TU intern - Juli 2001 - Vermischtes
Buchtipp
TU intern fragt Menschen in der Uni, was sie empfehlen können.
Heute: Ingeborg Ahlers, Alumni
Die Personen in Haruki Murakamis Erzählungen sprechen so
selbstverständlich meine Sprache, dass ich beim Lesen sogleich
in ihrem Alltag zu Hause war. Ihre Charaktere jedoch sind so ungewöhnlich
und differenziert, ihre Handlungen so erstaunlich und unvorhersehbar,
dass das gerade noch Vertraute eine seltsame, fremde Qualität
erhält. Der Japaner Haruki Murakami (geb. 1949), der lange
in Amerika lebte und viele literarische Auszeichnungen erhielt,
ist einer meiner Lieblingsautoren geworden, seitdem ich seine
Erzählungen "Der Elefant verschwindet" gelesen
habe.
In der Titelgeschichte verschwindet auf geheimnisvolle Weise der
Elefant aus dem städtischen Elefantenhaus eines Tokyoter
Vororts. "Die Eisenfessel, die an einem Bein des Elefanten
angebracht gewesen war, lag verschlossen am Boden, als sei der
Elefant mit seinem Fuß einfach hindurchgeschlüpft."

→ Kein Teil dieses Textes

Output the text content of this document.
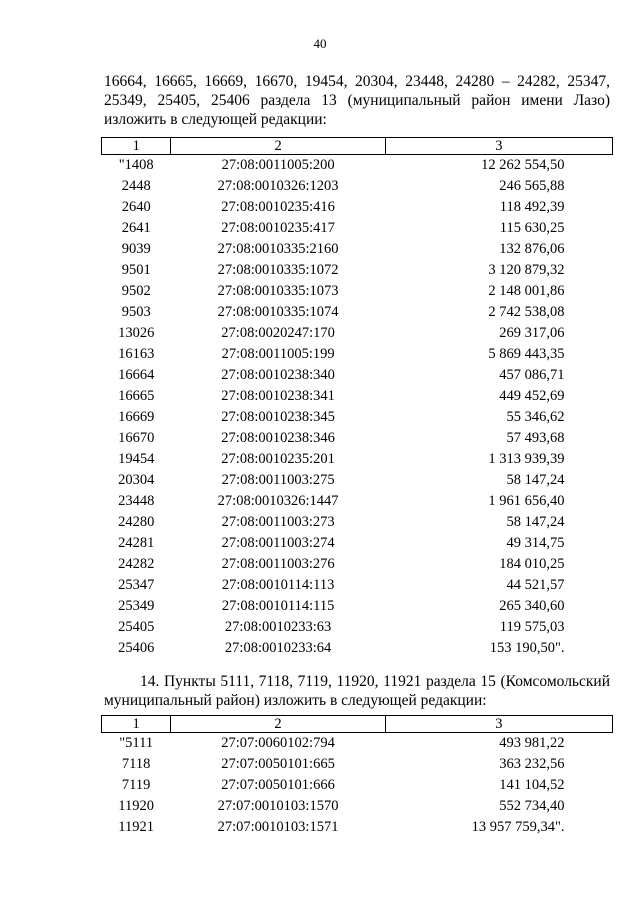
40

16664, 16665, 16669, 16670, 19454, 20304, 23448, 24280 – 24282, 25347, 25349, 25405, 25406 раздела 13 (муниципальный район имени Лазо) изложить в следующей редакции:

1	2	3
"1408	27:08:0011005:200	12 262 554,50
2448	27:08:0010326:1203	246 565,88
2640	27:08:0010235:416	118 492,39
2641	27:08:0010235:417	115 630,25
9039	27:08:0010335:2160	132 876,06
9501	27:08:0010335:1072	3 120 879,32
9502	27:08:0010335:1073	2 148 001,86
9503	27:08:0010335:1074	2 742 538,08
13026	27:08:0020247:170	269 317,06
16163	27:08:0011005:199	5 869 443,35
16664	27:08:0010238:340	457 086,71
16665	27:08:0010238:341	449 452,69
16669	27:08:0010238:345	55 346,62
16670	27:08:0010238:346	57 493,68
19454	27:08:0010235:201	1 313 939,39
20304	27:08:0011003:275	58 147,24
23448	27:08:0010326:1447	1 961 656,40
24280	27:08:0011003:273	58 147,24
24281	27:08:0011003:274	49 314,75
24282	27:08:0011003:276	184 010,25
25347	27:08:0010114:113	44 521,57
25349	27:08:0010114:115	265 340,60
25405	27:08:0010233:63	119 575,03
25406	27:08:0010233:64	153 190,50".

14. Пункты 5111, 7118, 7119, 11920, 11921 раздела 15 (Комсомольский муниципальный район) изложить в следующей редакции:

1	2	3
"5111	27:07:0060102:794	493 981,22
7118	27:07:0050101:665	363 232,56
7119	27:07:0050101:666	141 104,52
11920	27:07:0010103:1570	552 734,40
11921	27:07:0010103:1571	13 957 759,34".
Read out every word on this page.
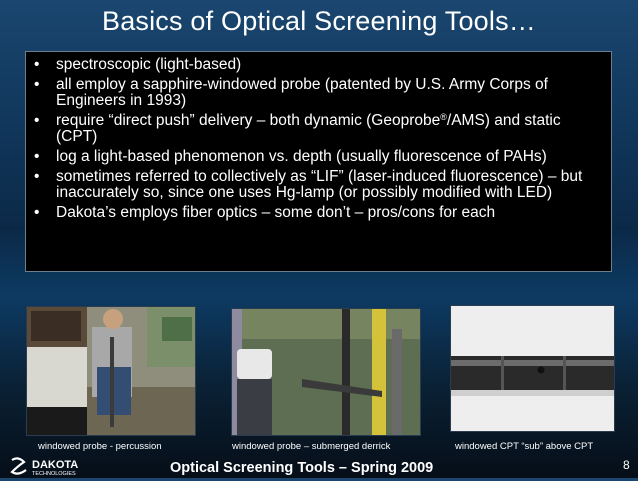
Basics of Optical Screening Tools…
• spectroscopic (light-based)
• all employ a sapphire-windowed probe (patented by U.S. Army Corps of Engineers in 1993)
• require “direct push” delivery – both dynamic (Geoprobe®/AMS) and static (CPT)
• log a light-based phenomenon vs. depth (usually fluorescence of PAHs)
• sometimes referred to collectively as “LIF” (laser-induced fluorescence) – but inaccurately so, since one uses Hg-lamp (or possibly modified with LED)
• Dakota’s employs fiber optics – some don’t – pros/cons for each
windowed probe - percussion	windowed probe – submerged derrick	windowed CPT “sub” above CPT
DAKOTA
TECHNOLOGIES	Optical Screening Tools – Spring 2009	8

Und wie man in der Zeitung lesen konnte, war mit dem Elefanten
auch sein Pfleger verschwunden. Lange bevor der Elefant abhanden
kam, hatte es seinetwegen ein behördliches "Elefantenproblem"
gegeben, das, so wie es beschrieben wird, auch in Berlin vorkommen
könnte.
In der Presse werden alle möglichen Varianten des Verschwindens
durchgespielt, aber weder dies, noch eine groß angelegte
Suchaktion führen zum Erfolg. Die einzig mögliche und
vermutlich japanische Lösung des Rätsels findet der
Ich-Erzähler der Geschichte selbst. Sie wird hier natürlich
nicht verraten.
Haruki Murakami: Der Elefant verschwindet, Erzählungen.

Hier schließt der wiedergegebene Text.